手性是自然界的基本特征之一。在分子水平上,手性分子(如DNARNA、蛋白质)的识别和转化过程是生命活动最基本的功能,确保了高效的代谢途径、准确的遗传信息传递和正常的蛋白质功能。实现这种高选择性识别与转化的关键执行者是酶。酶通过精巧的手性活性口袋,能够精确识别底物分子的手性结构与大分子链上的特定序列,从而实现手性生物分子的构筑与转化。这种源于生命体系的手性识别能力不仅限于天然生物分子,酶对人工合成手性底物同样展现出优异的识别与催化转化能力。例如,蛋白酶Proteinase K能选择性识别聚(L-乳酸)并完成其催化水解,而聚(D-乳酸)却难以被识别,因此水解活性很低。这种强大的手性识别能力反映出酶结构设计的精巧性。

在合成化学与催化领域,通过合成催化剂(如金属配合物、有机催化剂等)实现不对称催化一直是重要的研究目标。该领域的研究曾在20012021年两次获得诺贝尔化学奖,突出了其重要的研究价值。然而,目前的科学研究主要集中在对手性小分子的选择性转化。相比于小分子单体,大分子具有更复杂的空间结构与手性位点排布。这一特征对合成催化剂的立体区分能力提出了更高的要求,传统的小分子催化识别机制难以适用。这一挑战使得基于合成催化剂实现对手性大分子手性识别的相关研究几乎空白。
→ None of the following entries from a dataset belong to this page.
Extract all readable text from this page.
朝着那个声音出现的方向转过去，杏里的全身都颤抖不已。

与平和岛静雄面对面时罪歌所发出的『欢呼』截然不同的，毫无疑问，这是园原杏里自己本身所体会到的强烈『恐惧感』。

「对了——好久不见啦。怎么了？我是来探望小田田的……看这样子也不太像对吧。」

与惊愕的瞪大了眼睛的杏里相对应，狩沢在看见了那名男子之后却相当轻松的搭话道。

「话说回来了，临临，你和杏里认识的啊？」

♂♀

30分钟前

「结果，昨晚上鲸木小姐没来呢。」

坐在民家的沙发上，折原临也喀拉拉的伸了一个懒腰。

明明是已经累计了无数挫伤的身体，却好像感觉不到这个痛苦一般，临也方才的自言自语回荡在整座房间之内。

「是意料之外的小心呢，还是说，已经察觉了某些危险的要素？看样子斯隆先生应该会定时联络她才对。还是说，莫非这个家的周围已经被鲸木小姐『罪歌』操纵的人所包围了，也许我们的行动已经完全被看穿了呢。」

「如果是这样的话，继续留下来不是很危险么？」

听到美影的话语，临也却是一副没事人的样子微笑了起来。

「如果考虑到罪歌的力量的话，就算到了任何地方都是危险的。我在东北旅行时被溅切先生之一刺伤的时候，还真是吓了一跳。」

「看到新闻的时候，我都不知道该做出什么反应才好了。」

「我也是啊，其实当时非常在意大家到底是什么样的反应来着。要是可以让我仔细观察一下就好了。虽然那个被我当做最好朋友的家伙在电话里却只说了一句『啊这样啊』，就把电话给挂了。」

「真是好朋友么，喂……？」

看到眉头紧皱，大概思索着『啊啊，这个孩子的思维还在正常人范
青岛能源所催化聚合与工程研究中心致力于手性识别与催化转化的研究。在前期的研究中,实现了系列对小分子手性识别与转化的手性单体的立体选择性聚合研究(J. Am. Chem. Soc. 2024, 146, 9084−9095; Angew. Chem. Int. Ed.2025, 64, e202417075; Sci. China Chem.2025, 68, 1916–1928等)。近期,研究团队进一步拓展其研究领域,成功实现了对具有挑战性的大分子手性识别与转化。基于仿酶催化的研究思路,以具有代表性的手性聚乳酸(PLA)为模型聚合物,利用具有限域空间结构的BisSalen-Al作为催化剂,首次实现了聚乳酸的手性识别以及立体选择性解聚为手性丙交酯单体(图1)。

1 利用酶和合成催化剂对小分子和大分子的不对称催化

该研究工作深入探讨了催化剂结构与解聚立体选择性之间的构效关系,揭示了催化剂的限域结构是实现对聚合物手性识别与催化转化的关键。通过优化催化剂的结构,研究人员发现两种构型聚乳酸的解聚速率差可达37.5倍,与催化剂手性匹配的聚乳酸能够高效解聚为手性单体,而不匹配的聚乳酸则难以发生解聚。为了深入理解选择性识别的机制,研究人员通过反应过程跟踪与动力学研究、催化剂结构解析、催化剂与底物作用物种分析以及DFT计算等,明确了催化剂立体选择性识别链末端并催化闭环的解聚机制。该方法进一步扩展到立构复合和手性二嵌段聚乳酸的动力学拆分解聚,获得高光学纯度的手性丙交酯单体与手性聚乳酸。该研究将不对称催化拓展到手性聚合物对映选择性转化领域。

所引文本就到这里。